The Whiteinch Railway was a railway line opened in 1874 in Scotland to connect industrial premises that had developed in the area with the Stobcross Railway, giving access to the main line network. It was opened for goods and mineral traffic, and was extended by the Whiteinch Tramway which fed directly into the factories and works.

The Whiteinch Railway was taken over by the North British Railway in 1891 and they started a passenger service on the line in 1897; the terminus was called Whiteinch (Victoria Park).

After 1945 passenger and freight usage of the lines declined, and the passenger service was discontinued in 1951. The Whiteinch goods yard was later used as a construction depot for the electrification of the North Clyde passenger services, but the lines were closed completely in 1967 and nothing remains of them.

The first railways in Glasgow were located on the east side of the city, and were concerned with transporting minerals. In 1832 the Garnkirk and Glasgow Railway opened to a terminus at Townhead, bringing coal from the Monklands coalfield to the city. The Polloc and Govan Railway was an 1840 development of an earlier waggonway, improved to get access to shipping on the south bank of the Clyde at Broomielaw (a name then applied to the area both sides of the river). In 1842 the Edinburgh and Glasgow Railway opened its intercity line to Edinburgh.

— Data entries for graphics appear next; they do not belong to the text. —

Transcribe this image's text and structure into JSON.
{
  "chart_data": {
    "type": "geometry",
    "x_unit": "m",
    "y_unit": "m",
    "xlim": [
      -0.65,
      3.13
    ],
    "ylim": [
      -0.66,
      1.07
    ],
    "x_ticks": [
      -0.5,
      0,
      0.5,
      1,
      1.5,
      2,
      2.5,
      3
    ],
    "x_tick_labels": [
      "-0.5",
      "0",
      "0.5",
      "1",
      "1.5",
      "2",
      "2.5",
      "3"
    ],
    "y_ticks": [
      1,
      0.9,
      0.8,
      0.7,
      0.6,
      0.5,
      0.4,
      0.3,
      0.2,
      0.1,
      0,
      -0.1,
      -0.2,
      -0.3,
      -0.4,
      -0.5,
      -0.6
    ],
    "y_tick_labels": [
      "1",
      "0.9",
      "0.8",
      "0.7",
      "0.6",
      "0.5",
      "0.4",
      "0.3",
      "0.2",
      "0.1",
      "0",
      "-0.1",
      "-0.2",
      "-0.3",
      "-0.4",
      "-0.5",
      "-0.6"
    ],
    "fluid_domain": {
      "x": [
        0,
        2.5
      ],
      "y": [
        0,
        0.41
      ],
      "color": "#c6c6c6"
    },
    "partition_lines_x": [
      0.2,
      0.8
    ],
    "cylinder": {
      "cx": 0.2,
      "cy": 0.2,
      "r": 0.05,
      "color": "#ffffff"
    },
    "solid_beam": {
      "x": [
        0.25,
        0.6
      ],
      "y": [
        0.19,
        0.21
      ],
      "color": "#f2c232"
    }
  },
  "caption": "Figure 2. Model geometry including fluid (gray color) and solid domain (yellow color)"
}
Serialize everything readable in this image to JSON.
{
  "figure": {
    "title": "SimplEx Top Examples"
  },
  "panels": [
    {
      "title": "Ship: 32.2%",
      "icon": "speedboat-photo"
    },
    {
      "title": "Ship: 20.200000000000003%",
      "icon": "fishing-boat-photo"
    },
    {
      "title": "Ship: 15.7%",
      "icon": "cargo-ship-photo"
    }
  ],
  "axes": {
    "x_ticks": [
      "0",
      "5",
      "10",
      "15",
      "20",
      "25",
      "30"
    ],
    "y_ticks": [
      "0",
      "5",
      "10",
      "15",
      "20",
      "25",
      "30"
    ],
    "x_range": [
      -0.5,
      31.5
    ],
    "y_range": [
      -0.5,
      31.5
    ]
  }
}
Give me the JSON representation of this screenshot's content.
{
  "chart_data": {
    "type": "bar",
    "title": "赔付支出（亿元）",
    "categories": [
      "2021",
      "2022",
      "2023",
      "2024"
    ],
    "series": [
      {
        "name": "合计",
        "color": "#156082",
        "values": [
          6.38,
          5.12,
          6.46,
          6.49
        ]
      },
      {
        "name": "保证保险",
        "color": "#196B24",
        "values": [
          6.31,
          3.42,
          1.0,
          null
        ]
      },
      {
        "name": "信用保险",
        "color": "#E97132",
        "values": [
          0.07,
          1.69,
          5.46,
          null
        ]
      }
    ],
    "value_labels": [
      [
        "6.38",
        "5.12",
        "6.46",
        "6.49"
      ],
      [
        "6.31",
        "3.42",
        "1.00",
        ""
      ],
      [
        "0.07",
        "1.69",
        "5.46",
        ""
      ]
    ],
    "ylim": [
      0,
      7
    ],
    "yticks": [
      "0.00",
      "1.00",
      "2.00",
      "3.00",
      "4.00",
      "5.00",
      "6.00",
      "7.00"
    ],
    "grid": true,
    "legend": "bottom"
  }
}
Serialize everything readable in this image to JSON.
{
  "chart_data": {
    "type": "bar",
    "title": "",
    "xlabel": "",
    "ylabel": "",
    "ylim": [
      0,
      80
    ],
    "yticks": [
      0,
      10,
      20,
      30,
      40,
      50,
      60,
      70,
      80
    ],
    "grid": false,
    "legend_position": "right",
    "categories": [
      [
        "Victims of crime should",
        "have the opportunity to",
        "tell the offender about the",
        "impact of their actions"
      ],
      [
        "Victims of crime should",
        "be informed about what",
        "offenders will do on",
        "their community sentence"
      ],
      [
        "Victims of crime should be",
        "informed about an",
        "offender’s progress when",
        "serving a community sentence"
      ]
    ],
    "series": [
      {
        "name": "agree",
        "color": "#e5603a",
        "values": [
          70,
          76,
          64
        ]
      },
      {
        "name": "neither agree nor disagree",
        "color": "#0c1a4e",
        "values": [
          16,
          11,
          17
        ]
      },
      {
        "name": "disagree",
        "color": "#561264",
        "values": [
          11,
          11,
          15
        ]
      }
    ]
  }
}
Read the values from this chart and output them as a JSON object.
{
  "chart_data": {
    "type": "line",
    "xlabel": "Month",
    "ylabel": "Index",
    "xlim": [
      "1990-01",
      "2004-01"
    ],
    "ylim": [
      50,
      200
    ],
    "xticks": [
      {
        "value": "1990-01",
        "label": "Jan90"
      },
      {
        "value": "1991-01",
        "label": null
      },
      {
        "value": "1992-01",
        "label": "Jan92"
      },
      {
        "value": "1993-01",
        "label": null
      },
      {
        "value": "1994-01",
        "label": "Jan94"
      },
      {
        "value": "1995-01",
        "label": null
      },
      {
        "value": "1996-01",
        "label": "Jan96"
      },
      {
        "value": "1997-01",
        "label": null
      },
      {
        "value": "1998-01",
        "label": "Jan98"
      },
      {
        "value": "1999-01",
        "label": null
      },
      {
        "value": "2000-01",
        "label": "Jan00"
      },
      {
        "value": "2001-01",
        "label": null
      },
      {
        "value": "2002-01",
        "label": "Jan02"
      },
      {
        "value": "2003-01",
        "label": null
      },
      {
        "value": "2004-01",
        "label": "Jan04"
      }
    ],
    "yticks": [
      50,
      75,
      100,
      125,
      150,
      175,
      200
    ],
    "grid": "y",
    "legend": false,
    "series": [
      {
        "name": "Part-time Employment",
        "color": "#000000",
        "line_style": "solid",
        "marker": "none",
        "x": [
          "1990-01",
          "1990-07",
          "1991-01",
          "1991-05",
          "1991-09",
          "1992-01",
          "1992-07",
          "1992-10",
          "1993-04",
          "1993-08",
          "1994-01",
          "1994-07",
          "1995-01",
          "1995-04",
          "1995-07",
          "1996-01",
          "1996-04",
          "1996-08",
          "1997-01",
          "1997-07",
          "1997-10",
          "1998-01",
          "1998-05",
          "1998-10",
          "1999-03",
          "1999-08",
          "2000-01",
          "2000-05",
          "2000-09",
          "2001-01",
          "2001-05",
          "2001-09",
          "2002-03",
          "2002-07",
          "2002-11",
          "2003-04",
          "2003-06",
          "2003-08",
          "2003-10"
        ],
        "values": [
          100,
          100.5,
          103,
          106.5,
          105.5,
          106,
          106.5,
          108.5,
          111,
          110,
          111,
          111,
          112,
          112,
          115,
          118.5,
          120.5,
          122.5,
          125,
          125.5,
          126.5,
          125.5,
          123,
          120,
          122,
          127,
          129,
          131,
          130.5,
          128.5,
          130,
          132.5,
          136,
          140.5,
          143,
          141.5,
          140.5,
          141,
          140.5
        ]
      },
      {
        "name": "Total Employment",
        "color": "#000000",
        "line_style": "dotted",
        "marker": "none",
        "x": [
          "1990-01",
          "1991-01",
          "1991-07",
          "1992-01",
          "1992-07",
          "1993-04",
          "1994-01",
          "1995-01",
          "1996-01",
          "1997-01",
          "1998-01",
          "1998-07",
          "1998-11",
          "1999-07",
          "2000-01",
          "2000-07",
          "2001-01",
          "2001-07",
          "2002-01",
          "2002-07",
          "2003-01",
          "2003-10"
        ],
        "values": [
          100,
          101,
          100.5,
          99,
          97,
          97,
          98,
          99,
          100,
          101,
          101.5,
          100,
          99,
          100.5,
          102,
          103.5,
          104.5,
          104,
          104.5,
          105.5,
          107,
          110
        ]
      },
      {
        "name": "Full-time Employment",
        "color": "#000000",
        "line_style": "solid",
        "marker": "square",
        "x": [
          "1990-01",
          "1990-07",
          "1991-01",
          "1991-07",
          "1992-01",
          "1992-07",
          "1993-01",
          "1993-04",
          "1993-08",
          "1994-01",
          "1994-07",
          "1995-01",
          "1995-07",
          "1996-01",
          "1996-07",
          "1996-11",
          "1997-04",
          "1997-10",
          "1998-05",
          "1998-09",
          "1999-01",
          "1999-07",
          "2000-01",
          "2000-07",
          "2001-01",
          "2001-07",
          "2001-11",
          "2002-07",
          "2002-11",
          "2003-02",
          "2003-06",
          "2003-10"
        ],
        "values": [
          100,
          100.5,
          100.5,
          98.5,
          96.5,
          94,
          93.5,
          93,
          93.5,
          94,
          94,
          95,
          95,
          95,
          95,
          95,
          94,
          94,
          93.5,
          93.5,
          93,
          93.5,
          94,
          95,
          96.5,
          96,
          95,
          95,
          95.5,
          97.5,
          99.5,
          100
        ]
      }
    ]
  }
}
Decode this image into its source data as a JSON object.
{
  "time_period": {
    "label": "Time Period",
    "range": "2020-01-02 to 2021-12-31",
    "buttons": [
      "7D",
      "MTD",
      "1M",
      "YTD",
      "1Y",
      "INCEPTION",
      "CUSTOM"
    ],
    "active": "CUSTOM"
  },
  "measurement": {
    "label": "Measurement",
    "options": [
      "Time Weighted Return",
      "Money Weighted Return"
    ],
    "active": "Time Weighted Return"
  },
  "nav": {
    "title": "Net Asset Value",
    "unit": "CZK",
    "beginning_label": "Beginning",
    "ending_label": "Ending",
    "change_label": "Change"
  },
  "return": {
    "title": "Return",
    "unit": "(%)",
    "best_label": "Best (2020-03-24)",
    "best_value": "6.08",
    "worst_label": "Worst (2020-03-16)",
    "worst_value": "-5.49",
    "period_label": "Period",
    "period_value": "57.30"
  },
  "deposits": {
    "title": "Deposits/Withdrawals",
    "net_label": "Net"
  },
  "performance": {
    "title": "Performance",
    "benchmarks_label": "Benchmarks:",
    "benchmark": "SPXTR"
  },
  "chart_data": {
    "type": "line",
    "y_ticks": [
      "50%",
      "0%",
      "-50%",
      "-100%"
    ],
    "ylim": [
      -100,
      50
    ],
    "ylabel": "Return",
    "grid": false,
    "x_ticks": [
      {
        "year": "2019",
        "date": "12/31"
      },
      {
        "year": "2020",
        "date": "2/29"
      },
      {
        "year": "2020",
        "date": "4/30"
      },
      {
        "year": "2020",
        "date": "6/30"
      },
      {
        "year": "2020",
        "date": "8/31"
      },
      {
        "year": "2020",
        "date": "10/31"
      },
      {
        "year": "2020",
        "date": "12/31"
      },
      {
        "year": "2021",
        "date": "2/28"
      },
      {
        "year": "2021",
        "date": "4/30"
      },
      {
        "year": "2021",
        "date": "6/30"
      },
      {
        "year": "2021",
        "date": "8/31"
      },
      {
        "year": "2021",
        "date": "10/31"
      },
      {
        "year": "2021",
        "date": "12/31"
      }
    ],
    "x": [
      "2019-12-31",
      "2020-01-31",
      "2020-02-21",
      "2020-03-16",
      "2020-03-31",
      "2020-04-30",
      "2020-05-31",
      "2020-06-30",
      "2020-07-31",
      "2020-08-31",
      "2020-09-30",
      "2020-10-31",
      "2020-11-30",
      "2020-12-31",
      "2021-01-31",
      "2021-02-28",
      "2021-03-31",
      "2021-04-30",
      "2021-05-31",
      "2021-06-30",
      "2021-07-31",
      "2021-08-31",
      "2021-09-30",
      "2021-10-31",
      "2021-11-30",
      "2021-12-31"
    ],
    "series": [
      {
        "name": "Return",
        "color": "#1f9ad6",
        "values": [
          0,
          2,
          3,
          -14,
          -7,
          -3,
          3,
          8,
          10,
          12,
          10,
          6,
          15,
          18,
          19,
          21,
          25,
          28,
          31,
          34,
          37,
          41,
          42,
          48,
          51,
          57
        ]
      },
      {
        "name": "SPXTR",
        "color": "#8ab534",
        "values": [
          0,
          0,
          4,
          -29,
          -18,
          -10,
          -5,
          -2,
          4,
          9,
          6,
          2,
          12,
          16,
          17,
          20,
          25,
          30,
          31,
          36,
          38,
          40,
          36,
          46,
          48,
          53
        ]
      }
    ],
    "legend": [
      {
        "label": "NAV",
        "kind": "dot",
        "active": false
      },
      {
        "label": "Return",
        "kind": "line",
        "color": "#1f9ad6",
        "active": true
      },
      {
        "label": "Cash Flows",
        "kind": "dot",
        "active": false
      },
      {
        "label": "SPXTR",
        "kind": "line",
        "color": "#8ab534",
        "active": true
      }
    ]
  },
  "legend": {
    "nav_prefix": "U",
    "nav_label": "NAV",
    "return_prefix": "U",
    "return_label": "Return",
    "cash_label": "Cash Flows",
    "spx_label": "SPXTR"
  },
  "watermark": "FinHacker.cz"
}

The north bank of the Clyde was not developed for some time, and railway access was difficult. The main lines built at the end of the decade ran east and south, and although construction through, and under, the central area was proposed, opposition was so strong that it was not carried out. The Glasgow, Dumbarton and Helensburgh Railway (GD&HR) was opened in 1858, but it ran in a broad northern sweep round the city, through Maryhill (then a remote small town) and did not approach the Clyde until it reached Bowling.

Heavy industry expanded in subsequent years and there was pressure to move west of the city where land was available and access to the Clyde was easier. At the same time, berthing of ships in Broomielaw was becoming difficult as shipping volumes, and vessel sizes, increased, and the Clyde Commissioners determined to build a new dock on the north bank west of the city. Work was started in 1872 at Stobcross, and the new dock, to be known as "The Queen's Dock" was formally opened on 18 September 1877.